New Yorkers have been hearing rumors about the potential implementation of congestion pricing in Manhattan and, now, the proposal is one step closer to become a reality. 

If the plan were to pass, drivers entering Manhattan’s “central business district” (defined as the area between 60th Street and Battery Park) would automatically be charged an electronic toll of up to $23 a day. Folks riding through the West Side Highway and FDR Drive, though, would not be tolled. 

According to an assessment released by the Metropolitan Transportation Authority (MTA), if the program were to kick off, traffic in the city could potentially decline by 15% to 20%. However, the implementation of congestion pricing could potentially worsen traffic in other boroughs. Another plus: pollution would likely drop by 11% in midtown and lower Manhattan and by about 9% uptown.

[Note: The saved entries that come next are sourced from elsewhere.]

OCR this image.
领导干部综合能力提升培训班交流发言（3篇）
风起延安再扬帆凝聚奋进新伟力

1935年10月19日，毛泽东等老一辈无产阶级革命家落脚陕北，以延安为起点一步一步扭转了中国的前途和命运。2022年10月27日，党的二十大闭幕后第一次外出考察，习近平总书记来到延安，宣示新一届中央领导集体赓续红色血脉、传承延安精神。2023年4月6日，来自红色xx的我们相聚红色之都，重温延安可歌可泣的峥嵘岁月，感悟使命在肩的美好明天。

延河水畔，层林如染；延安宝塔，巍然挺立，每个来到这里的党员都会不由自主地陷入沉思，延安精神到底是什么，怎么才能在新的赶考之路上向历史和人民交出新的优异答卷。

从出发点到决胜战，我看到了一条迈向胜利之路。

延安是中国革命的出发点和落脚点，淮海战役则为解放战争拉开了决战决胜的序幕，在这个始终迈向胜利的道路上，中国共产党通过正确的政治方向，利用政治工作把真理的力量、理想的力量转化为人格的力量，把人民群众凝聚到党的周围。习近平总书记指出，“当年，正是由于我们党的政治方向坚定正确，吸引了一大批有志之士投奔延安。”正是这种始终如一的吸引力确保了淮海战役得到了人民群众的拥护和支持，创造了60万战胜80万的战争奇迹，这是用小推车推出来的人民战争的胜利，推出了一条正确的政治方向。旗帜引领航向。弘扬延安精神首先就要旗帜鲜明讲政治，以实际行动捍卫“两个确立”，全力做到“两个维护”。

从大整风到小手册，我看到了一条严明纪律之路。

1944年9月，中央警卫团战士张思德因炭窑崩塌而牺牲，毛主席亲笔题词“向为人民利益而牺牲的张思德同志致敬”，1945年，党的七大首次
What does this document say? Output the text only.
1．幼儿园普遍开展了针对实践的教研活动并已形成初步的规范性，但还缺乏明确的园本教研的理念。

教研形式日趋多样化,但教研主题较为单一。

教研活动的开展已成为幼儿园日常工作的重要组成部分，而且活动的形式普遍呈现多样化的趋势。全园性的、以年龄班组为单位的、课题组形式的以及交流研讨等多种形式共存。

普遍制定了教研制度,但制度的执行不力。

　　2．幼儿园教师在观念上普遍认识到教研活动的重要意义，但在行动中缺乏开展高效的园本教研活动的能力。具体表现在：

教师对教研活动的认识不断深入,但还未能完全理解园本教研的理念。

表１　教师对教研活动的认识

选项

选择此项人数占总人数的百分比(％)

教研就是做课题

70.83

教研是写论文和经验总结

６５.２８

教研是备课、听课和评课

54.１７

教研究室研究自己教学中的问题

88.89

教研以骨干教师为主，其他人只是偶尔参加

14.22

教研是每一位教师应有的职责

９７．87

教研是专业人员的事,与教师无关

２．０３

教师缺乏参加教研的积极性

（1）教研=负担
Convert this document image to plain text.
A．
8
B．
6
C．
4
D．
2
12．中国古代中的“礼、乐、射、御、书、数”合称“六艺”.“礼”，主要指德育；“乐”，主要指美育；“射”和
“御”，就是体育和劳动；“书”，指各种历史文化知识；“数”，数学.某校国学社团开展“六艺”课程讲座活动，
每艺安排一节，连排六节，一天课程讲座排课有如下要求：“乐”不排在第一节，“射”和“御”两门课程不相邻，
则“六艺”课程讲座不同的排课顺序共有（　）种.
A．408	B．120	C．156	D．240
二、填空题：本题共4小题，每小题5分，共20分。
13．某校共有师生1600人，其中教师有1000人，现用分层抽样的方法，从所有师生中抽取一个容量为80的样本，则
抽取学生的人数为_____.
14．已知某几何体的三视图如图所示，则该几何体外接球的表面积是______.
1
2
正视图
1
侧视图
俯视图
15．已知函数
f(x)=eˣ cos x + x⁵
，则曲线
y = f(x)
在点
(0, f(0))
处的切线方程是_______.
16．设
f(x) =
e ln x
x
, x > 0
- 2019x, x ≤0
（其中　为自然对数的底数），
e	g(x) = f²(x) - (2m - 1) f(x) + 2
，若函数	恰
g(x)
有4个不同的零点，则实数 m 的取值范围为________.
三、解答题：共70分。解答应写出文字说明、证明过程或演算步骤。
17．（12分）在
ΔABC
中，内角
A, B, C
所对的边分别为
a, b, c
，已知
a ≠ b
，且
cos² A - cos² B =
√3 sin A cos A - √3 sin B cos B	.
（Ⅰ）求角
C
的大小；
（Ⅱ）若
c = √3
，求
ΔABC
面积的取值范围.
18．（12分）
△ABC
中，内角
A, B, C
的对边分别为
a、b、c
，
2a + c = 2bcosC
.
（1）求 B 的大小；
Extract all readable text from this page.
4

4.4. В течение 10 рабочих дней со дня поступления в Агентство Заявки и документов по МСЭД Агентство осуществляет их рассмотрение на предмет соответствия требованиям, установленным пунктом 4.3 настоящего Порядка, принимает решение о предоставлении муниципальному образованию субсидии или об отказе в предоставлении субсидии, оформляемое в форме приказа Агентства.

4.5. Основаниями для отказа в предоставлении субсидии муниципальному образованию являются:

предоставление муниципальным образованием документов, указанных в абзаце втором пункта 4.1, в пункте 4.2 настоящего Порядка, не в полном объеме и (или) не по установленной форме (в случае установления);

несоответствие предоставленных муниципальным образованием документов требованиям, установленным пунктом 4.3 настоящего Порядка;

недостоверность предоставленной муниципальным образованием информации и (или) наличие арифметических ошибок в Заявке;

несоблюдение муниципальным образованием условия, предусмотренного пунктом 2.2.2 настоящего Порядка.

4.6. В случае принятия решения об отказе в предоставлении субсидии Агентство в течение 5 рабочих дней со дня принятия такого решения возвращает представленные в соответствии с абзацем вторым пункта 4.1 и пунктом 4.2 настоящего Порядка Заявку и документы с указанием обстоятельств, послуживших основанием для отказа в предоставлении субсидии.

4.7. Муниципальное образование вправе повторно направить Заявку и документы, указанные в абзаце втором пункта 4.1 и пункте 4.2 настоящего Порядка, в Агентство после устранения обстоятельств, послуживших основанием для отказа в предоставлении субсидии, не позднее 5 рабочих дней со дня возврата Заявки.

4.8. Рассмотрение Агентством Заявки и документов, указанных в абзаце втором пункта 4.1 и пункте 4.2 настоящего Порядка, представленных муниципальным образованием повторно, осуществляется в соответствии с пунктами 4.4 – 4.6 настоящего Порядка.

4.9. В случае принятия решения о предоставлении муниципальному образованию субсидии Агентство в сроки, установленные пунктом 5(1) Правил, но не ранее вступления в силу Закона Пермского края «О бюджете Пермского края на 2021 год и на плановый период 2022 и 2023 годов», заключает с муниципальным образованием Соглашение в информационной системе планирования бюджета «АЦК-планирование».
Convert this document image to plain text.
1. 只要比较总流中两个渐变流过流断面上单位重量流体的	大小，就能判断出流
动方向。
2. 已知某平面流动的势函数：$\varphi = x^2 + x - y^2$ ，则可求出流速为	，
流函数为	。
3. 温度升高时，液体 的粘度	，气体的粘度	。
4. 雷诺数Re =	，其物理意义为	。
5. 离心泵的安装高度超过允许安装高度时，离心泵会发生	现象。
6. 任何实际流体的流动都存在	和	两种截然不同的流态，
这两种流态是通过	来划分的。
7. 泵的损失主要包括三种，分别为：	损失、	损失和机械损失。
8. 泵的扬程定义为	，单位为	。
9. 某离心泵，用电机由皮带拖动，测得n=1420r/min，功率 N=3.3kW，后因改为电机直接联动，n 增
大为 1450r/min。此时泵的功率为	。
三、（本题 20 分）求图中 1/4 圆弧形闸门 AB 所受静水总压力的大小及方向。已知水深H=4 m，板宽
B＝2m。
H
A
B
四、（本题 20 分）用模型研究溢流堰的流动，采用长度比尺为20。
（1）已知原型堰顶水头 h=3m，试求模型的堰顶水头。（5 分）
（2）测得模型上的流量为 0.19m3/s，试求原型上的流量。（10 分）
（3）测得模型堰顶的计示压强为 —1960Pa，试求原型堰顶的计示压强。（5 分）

The proposal has been a long time coming: local lawmakers approved the plan back in 2019, hoping to kick start it by 2021. That didn’t happen because the Federal Highway Administration (FHWA) must approve the project as well and it did not do so under then-President Donald Trump’s administration.

NYC from above
Photograph: Shutterstock

Just yesterday, though, the FHWA announced that it had looked through and approved the required environmental assessment (which, according to a press release “evaluates the effects of the program compared with taking no action”) and is scheduled to review submitted public comments by September 9.

Following the announcement, the MTA explained that the pricing hike could be implemented within 10 months of approval. 

Specifically, the assessment dissected seven different scenarios for the unrolling of the tolling plan, with peak-time rates to enter the selected district ranging from $9 to $23. According to NBC4, “in virtually all configurations of the plan, peak would run from 6am to 8pm on weekdays and 10am to 10pm on weekends.”

If the plan were to pass, New York would be the first major city in the U.S. to implement such a measure. The city of London is the only other comparable example in the world at the moment as citizens have been paying a similar charge there since 2003.

Although the idea of a less traffic-heavy New York is certainly an enticing one, especially given the fact that most New Yorkers don’t often drive around town but prefer to use public transportation, it’s important to note that, if green-lit, the congestion pricing plan would affect virtually all citizens who wish to get on and off the island during peak hours. As they say: you win some, you lose some.